The Great Cunctator

Fabius Cunctator

Statue at Schloss Schönbrunn, Vienna

← This is Quintus Fabius Maximus Verrucosus Cunctator, a monument to the virtues of positive procrastination. As consul and then Dictator, in the words of the eponymous military blog:

Fabius Maximus (280-203 BC) saved Rome from Hannibal by recognizing Rome’s weakness and therefore the need to conserve its strength. He turned from the easy path of macho ‘boldness’ to the long, difficult task of rebuilding Rome’s power and greatness. His life holds profound lessons for 21st Century Americans.

His controversial tactics earned him the honorific Cunctator, the great Delayer. (His other nickname, ‘Verrucosus’, came from his warty lip—or so claimed Plutarch.) Today he is credited as an inventor of guerrilla warfare and attrition tactics, at least among the US military establishment.
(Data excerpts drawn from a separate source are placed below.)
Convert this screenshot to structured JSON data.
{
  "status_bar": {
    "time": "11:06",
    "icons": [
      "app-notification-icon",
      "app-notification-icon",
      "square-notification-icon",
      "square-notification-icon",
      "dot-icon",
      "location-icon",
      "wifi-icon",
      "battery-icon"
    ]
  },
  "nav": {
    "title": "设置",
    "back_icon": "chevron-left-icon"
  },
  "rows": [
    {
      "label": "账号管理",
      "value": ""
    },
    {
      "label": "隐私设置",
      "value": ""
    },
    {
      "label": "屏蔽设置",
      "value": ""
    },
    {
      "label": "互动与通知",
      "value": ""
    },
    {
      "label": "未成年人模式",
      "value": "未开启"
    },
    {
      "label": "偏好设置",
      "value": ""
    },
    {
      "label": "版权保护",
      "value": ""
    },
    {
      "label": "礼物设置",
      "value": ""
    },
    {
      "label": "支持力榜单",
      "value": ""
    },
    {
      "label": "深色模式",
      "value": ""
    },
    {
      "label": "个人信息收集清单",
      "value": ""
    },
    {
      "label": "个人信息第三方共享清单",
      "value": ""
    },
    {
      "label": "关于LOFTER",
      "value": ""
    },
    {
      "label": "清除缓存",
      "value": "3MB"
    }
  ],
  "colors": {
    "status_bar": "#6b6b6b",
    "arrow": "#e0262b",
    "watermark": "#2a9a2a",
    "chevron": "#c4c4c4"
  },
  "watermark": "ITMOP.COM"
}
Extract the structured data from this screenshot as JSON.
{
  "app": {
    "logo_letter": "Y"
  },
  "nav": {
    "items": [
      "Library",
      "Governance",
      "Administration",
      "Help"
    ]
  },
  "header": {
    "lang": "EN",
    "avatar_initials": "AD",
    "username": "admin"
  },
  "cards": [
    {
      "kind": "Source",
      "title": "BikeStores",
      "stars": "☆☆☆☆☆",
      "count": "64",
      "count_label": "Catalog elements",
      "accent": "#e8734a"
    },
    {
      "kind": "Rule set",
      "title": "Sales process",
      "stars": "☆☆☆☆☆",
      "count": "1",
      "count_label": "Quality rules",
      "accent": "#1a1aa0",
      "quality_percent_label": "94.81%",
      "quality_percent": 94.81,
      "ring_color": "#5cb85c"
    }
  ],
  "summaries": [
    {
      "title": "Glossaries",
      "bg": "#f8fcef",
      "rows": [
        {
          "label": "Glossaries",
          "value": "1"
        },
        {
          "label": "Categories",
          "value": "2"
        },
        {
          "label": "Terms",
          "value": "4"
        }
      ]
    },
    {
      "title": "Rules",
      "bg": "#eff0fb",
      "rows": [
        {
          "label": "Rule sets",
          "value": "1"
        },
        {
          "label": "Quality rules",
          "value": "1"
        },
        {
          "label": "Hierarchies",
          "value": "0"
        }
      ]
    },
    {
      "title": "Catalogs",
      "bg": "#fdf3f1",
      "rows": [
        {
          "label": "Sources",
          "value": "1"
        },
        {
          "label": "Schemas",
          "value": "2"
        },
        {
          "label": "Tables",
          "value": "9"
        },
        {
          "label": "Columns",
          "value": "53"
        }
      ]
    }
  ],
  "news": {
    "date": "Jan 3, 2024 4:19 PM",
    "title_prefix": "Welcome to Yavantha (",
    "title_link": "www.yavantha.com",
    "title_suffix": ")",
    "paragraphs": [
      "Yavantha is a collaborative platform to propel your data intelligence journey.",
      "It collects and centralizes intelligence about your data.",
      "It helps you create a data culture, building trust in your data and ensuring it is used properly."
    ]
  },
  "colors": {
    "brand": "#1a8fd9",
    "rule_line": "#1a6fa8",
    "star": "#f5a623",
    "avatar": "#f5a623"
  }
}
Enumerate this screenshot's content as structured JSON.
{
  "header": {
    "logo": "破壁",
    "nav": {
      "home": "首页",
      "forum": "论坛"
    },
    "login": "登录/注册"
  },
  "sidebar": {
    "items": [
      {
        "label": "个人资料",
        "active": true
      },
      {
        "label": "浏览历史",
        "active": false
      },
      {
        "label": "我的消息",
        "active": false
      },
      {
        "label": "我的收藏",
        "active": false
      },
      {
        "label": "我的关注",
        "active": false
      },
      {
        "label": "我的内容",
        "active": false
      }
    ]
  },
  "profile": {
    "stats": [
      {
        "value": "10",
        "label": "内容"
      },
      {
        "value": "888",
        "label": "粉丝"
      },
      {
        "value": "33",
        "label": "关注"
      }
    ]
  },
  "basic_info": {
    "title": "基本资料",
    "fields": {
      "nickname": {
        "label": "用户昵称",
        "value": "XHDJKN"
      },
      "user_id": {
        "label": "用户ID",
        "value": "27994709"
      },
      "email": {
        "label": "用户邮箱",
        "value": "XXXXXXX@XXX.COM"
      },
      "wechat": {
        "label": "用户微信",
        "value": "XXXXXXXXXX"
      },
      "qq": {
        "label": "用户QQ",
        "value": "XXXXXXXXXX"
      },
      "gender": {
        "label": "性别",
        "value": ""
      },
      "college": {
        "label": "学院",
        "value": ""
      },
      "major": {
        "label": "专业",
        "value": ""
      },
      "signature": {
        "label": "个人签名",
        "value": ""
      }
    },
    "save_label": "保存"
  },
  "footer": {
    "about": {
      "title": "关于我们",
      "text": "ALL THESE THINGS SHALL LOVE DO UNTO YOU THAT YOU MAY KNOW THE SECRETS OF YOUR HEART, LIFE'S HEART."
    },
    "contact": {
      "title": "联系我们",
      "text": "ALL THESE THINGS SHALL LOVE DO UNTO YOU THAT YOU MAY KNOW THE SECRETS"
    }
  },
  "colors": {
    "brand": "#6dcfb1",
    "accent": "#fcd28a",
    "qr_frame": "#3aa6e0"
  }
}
Fabius Maximus would lend his name to the Fabian Society, which became a byword for middle-class gradualism in the transition to socialism. Its colophon is, inevitably, the tortoise. As Fabian Tract No. 1 had it:

For the right moment you must wait, as Fabius did most patiently, when warring against Hannibal, though many censured his delays; but when the time comes you must strike hard, as Fabius did, or your waiting will be in vain and fruitless.

The Fabian tortoise, initially a Christmas card design

The Fabian tortoise, initially a Christmas card design (photo: Wikipedia)

Cunctation (to use the rather rude-sounding noun) survived into the twentieth century—and presented itself handily in the context of our conference. Wolfson College is the home of one of our sponsors and the conference dinner/Mañanarama exhibition. Its founder, Isaiah Berlin, was a political philosopher and one of the century’s great public intellectuals. He was also a perennial procrastinator and perfectionist, preferring gossip and academic intrigue to the anxieties of work.

The philosopher’s agents and publishers were left exasperated. His longtime editor Henry Hardy characterizes Berlin’s relationship with Oxford University Press as one of ‘frustration, misunderstanding, tergiversation, indecisiveness, prevarication, unrealistic expectations’.  An internal OUP note sighed in 1962: ‘Isaiah Berlin, the great cunctator, has again put off supplying the preface.’